On the Lagrangian structure of 3D consistent systems of asymmetric quad-equations

Recently, the first-named author gave a classification of 3D consistent 6-tuples of quad-equations with the tetrahedron property; several novel asymmetric 6-tuples have been found. Due to 3D consistency, these 6-tuples can be extended to discrete integrable systems on Z^m. We establish Lagrangian structures and flip-invariance of the action functional for the class of discrete integrable systems involving equations for which some of the biquadratics are non-degenerate and some are degenerate. This class covers, among others, some of the above mentioned novel systems.

💡 Research Summary

The paper investigates the variational (Lagrangian) structure of a class of discrete integrable systems built from asymmetric quad‑equations that are 3‑dimensional (3D) consistent and possess the tetrahedron property. The authors focus on six‑tuples of quad‑equations placed on the faces of an elementary cube, where some of the associated biquadratics are non‑degenerate while others are degenerate. This situation corresponds to equations of type H₄ (four degenerate and two non‑degenerate biquadratics) but excludes the fully degenerate type H₆.

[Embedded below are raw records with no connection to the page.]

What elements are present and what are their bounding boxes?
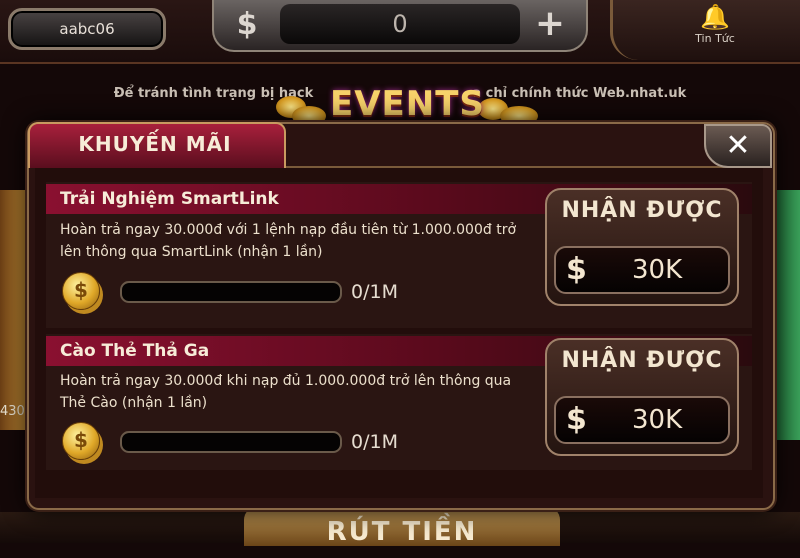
close-button[interactable]: ✕ [704, 124, 772, 168]
promo-description-line: Hoàn trả ngay 30.000đ khi nạp đủ 1.000.0… [60, 373, 512, 389]
coin-balance-value: 0 [280, 4, 520, 44]
progress-text: 0/1M [351, 281, 398, 303]
promo-description: Hoàn trả ngay 30.000đ với 1 lệnh nạp đầu… [60, 219, 550, 263]
progress-bar [120, 431, 342, 453]
notice-right: a chỉ chính thức Web.nhat.uk [472, 86, 687, 101]
promo-description-line: Hoàn trả ngay 30.000đ với 1 lệnh nạp đầu… [60, 222, 517, 238]
username-pill[interactable]: aabc06 [8, 8, 166, 50]
promo-title: Cào Thẻ Thả Ga [60, 341, 210, 361]
coin-icon: $ [62, 422, 100, 460]
modal-title: KHUYẾN MÃI [78, 132, 232, 156]
events-logo: EVENTS [330, 84, 485, 124]
dollar-icon: $ [566, 402, 587, 437]
username-label: aabc06 [59, 20, 115, 38]
claim-label: NHẬN ĐƯỢC [561, 348, 723, 373]
add-coin-button[interactable]: + [528, 6, 572, 44]
bell-icon: 🔔 [700, 3, 730, 31]
left-tile-number: 430 [0, 404, 25, 419]
progress-bar [120, 281, 342, 303]
dollar-icon: $ [236, 7, 258, 42]
promo-description: Hoàn trả ngay 30.000đ khi nạp đủ 1.000.0… [60, 370, 550, 414]
claim-button[interactable]: NHẬN ĐƯỢC $ 30K [545, 188, 739, 306]
promo-description-line: lên thông qua SmartLink (nhận 1 lần) [60, 244, 323, 260]
claim-button[interactable]: NHẬN ĐƯỢC $ 30K [545, 338, 739, 456]
reward-value-box: $ 30K [554, 396, 730, 444]
progress-text: 0/1M [351, 431, 398, 453]
left-game-tile[interactable] [0, 190, 30, 430]
dollar-icon: $ [566, 252, 587, 287]
reward-value-box: $ 30K [554, 246, 730, 294]
promo-title: Trải Nghiệm SmartLink [60, 189, 279, 209]
news-button[interactable]: 🔔 Tin Tức [682, 2, 748, 58]
promo-description-line: Thẻ Cào (nhận 1 lần) [60, 395, 208, 411]
news-label: Tin Tức [695, 32, 735, 45]
reward-amount: 30K [632, 405, 683, 435]
coin-icon: $ [62, 272, 100, 310]
withdraw-button[interactable]: RÚT TIỀN [244, 506, 560, 547]
claim-label: NHẬN ĐƯỢC [561, 198, 723, 223]
reward-amount: 30K [632, 255, 683, 285]
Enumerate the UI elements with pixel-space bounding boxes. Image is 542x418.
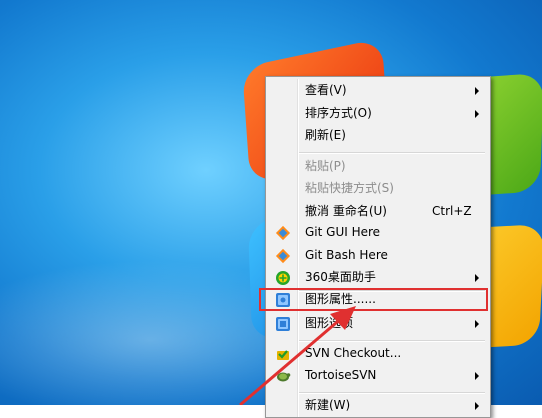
- annotation-arrow-icon: [239, 306, 356, 405]
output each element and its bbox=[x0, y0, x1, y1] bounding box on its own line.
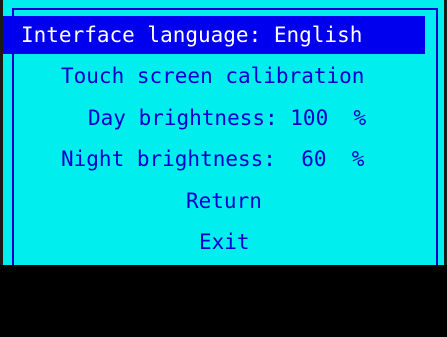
menu-item-label: Day brightness: 100 % bbox=[88, 106, 367, 130]
menu-item-label: Return bbox=[186, 189, 262, 213]
settings-screen: Interface language: English Touch screen… bbox=[0, 0, 447, 265]
menu-item-label: Touch screen calibration bbox=[61, 64, 365, 88]
menu-item-day-brightness[interactable]: Day brightness: 100 % bbox=[3, 99, 425, 137]
menu-item-label: Night brightness: 60 % bbox=[61, 147, 365, 171]
menu-item-return[interactable]: Return bbox=[3, 182, 425, 220]
menu-item-interface-language[interactable]: Interface language: English bbox=[3, 16, 425, 54]
menu-item-exit[interactable]: Exit bbox=[3, 223, 425, 261]
menu-item-night-brightness[interactable]: Night brightness: 60 % bbox=[3, 140, 425, 178]
menu-item-touch-calibration[interactable]: Touch screen calibration bbox=[3, 57, 425, 95]
menu-item-label: Interface language: English bbox=[21, 23, 363, 47]
menu-item-label: Exit bbox=[199, 230, 250, 254]
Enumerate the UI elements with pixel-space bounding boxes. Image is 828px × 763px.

After recalling the basic notions—multi‑affine quad‑polynomials, Möbius equivalence, and the definition of biquadratics—the paper classifies all possible 3D‑consistent six‑tuples that contain at least one H₄ equation and no H₆ equations. Up to independent Möbius transformations of the eight field variables, nine distinct families are obtained. They are organized into three combinatorial patterns of biquadratic placement (Figures 4a–c): (a) all six face equations are of the rhombic Hₖ form with tetrahedron equations of type Qₖ; (b) two pairs of face equations are trap‑ezoidal Hₖ, one pair is Qₖ, and the tetrahedron equations are Hₖ; (c) two pairs are trap‑ezoidal Hₖ, the remaining pair is rhombic Hₖ, and both tetrahedron equations are Hₖ. Each family can be embedded into the full lattice ℤ³ by reflecting the elementary cube, as shown in the earlier work of Boll (2011).

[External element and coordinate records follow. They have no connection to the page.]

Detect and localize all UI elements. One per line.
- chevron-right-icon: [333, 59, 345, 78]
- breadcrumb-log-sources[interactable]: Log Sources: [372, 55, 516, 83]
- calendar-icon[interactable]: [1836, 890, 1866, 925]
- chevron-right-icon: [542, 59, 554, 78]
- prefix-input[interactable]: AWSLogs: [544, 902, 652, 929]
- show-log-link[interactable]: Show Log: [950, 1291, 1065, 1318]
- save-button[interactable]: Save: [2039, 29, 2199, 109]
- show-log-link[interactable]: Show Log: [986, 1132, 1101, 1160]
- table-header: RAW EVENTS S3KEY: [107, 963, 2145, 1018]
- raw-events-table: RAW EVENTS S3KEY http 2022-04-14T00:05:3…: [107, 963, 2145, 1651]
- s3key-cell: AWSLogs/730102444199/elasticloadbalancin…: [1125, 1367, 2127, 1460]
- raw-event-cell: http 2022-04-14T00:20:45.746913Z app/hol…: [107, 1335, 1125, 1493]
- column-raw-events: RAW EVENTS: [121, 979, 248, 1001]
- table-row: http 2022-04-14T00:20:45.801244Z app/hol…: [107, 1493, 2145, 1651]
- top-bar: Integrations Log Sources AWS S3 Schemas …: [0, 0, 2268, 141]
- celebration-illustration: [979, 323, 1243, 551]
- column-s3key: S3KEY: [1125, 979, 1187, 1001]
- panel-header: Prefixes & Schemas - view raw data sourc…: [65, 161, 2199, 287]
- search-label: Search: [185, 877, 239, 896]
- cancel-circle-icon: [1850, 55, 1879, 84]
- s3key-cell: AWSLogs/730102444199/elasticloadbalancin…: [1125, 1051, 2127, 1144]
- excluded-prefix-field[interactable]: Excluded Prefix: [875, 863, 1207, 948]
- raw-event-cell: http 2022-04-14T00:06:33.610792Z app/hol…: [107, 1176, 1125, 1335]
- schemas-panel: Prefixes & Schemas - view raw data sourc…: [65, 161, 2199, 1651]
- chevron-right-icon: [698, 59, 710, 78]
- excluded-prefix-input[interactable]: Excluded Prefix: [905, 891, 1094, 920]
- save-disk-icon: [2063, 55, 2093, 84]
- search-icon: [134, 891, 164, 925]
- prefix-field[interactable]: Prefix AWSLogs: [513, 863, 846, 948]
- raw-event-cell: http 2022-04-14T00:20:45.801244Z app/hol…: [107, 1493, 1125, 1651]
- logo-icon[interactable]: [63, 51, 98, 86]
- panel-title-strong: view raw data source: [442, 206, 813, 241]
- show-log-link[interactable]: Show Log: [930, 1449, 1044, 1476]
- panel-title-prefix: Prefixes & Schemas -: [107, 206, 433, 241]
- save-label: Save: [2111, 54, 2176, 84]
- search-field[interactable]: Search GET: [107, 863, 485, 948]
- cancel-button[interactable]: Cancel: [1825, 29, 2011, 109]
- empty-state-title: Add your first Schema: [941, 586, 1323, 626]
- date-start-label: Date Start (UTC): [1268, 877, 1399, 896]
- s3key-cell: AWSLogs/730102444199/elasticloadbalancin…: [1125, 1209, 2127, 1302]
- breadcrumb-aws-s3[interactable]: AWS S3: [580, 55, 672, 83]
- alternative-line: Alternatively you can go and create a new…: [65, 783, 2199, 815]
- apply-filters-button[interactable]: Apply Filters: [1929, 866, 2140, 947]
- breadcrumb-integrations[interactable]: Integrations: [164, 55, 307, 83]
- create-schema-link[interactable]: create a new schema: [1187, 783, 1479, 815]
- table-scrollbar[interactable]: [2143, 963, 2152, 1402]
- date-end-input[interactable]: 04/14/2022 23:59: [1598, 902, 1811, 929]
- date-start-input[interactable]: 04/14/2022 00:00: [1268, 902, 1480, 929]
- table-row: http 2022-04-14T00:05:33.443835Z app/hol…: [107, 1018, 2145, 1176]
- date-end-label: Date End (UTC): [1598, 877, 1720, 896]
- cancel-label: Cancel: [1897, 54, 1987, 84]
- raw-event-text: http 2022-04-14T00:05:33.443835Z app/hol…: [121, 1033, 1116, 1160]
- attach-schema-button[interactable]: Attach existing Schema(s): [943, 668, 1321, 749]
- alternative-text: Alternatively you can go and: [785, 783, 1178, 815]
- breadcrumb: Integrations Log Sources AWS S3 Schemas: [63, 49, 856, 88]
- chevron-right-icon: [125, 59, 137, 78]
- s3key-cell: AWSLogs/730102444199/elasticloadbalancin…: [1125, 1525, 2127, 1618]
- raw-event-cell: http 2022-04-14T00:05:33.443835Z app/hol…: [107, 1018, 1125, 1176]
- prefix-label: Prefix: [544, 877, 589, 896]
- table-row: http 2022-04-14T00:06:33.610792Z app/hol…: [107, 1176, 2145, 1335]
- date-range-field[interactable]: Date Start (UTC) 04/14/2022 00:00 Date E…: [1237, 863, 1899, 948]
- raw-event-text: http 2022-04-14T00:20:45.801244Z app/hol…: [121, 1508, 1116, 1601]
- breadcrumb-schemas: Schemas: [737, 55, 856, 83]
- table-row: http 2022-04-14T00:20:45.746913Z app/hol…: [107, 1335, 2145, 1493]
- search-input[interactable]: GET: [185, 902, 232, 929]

The central technical contribution is the construction of Lagrangian functions for these systems. The authors first derive three‑leg forms for each quad‑equation, which express the equation as a sum of three “leg” functions ψ, φ (and their barred counterparts) depending on a single lattice parameter. Lemma 4.1 shows that, after an appropriate rescaling, each biquadratic depends only on the edge parameter, and Lemma 4.2 provides the explicit three‑leg representations for both the Qₖ and the rhombic Hₖ equations. By introducing uniformizing changes of variables that turn the discriminants into simple quadratic forms, they define edge Lagrangians L(x_i,x_j;α).

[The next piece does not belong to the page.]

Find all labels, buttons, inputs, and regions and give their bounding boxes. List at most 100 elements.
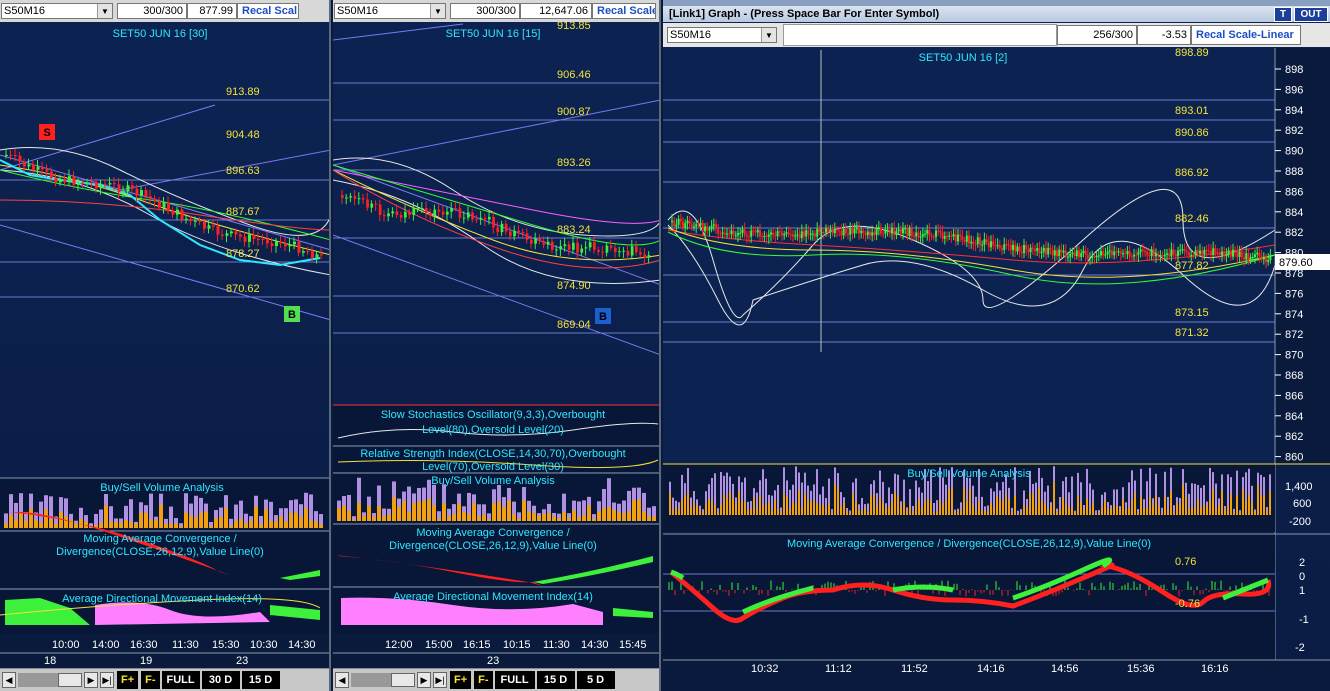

Theorem 4.4 proves a “closure” property: for any elementary quadrilateral the sum of the three Lagrangians around the face vanishes (up to a constant), which is the discrete analogue of the Euler–Lagrange equation. Consequently, an action functional S obtained by summing L over all faces of a 3‑dimensional lattice is well defined.

Section 5 establishes the flip‑invariance of this action functional. A flip is a local transformation that replaces a pair of adjacent faces by the complementary pair in a three‑dimensional cube (the elementary 3D flip). Using the three‑leg forms and the closure relation, the authors show that the total contribution of the flipped region to S remains unchanged. This invariance confirms that the variational principle is compatible with the multidimensional consistency of the underlying equations.

In summary, the paper extends the known Lagrangian theory for the symmetric ABS list (type Q) to a broader class that includes asymmetric H₄ equations. It provides a complete classification of admissible six‑tuples, constructs explicit Lagrangians via three‑leg forms, and proves the essential flip‑invariance of the associated action. These results deepen the understanding of discrete integrable systems, open the way for further studies of non‑symmetric lattice models, and suggest possible connections to physical applications such as lattice field theories and discrete geometry.